I also reached out to Scott Shepard, a fellow at the National Center for Public Policy Research and Deputy Director of its Free Enterprise Project, who has been active in corporate engagement for years. He told us by email that “companies have too often misused the virtual shareholder meetings of the lockdowns to ignore shareholder questions that they don't care to answer honestly. They often then compound the problem by pretending that the problems were never submitted. These are the same companies that have signed onto the Business Roundtable's 'Statement of the Purpose of the Corporation,' a rhetorical embrace of 'stakeholder capitalism.' But their treatment of questions they don't like beautifully illustrates how they intend to use this shift: they'll ignore all stakeholder interests other than the ones that fit their own personal policy preferences, and use the facade of stakeholder capitalism to enact their personal preferences at the expense of proper company and shareholder interests.”
A Reuters report in August 2020 highlighted the growing problem of publicly-traded companies exploiting the fact that the COVID-19 pandemic has forced annual meetings entirely online to ignore shareholders questions – over half of them, according to one study. Justin Danhof, General Counsel for the National Center for Public Policy Research and Director of the Center’s Free Enterprise Project, told Reuters that “companies used the crisis to set up question-and-answer sessions that are a joke.”
Not having to face shareholders in person when they ask their question is certainly beneficial for a corporation that wants to avoid accountability, especially if those questions are about endorsing a piece of legislation that would inspire outrage if people knew what it contained.
There is much to say about the Equality Act, and why so many corporations consider it in their interest to publicly endorse it. You can read more about the legislation here, here, here, here, and here. In brief, if this law were ever passed, it would mean the remaking of our legal landscape in the image of left-wing secular dogma. Of all its radical clauses, the one that should prompt the most concern for the future of religious public life in the United States is that it directly, specifically, by name, guts the Religious Freedom Restoration Act, or RFRA, which is bipartisan legislation that was passed nearly-unanimously in 1993. The text of the Act is explicit in exempting itself from the Religious Freedom Restoration Act, one of the most important laws protecting religious liberty, as if those who wrote the law anticipated that it would violate religious liberty, and want to pre-emptively rule out any challenges to any aspect of the law on that basis. The Human Right’s Council (an organization as deceptively named as the law they are lobbying for) boasts that the Equality Act has the public endorsement of more than 160 businesses.

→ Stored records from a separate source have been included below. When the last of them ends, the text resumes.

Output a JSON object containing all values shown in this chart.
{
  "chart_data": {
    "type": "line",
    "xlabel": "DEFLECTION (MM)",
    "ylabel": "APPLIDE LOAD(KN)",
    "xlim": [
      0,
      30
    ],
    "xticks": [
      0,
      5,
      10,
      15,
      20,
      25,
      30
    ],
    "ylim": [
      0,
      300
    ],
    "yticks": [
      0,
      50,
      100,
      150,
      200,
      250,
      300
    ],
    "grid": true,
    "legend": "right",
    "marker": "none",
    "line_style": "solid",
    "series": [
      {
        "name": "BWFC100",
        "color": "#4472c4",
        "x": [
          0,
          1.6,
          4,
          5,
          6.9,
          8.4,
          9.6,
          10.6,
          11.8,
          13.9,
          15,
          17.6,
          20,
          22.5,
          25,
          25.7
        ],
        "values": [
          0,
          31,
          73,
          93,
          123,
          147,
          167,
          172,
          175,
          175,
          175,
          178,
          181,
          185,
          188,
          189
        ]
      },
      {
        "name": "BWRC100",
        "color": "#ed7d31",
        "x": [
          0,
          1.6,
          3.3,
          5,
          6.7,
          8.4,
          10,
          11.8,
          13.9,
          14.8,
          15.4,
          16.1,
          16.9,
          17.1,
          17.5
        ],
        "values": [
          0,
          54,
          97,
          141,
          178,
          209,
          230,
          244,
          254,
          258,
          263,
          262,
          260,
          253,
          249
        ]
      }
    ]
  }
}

All the companies I have put questions to at annual meetings so far are supporters of the Act, by the HRC’s own count. I expected that they would give unsatisfactory answers to my questions, but I did not expect large, well-known companies such as Exelon and Cigna to not answer those questions at all in their annual meetings. Though maybe we shouldn’t be surprised if the kind of company that privately teaches its employees about Christians' unearned privilege doesn’t want shareholders questioning the Equality Act.
Jerry Bowyer is financial economist, president of Bowyer Research, and author of “The Maker Versus the Takers: What Jesus Really Said About Social Justice and Economics.”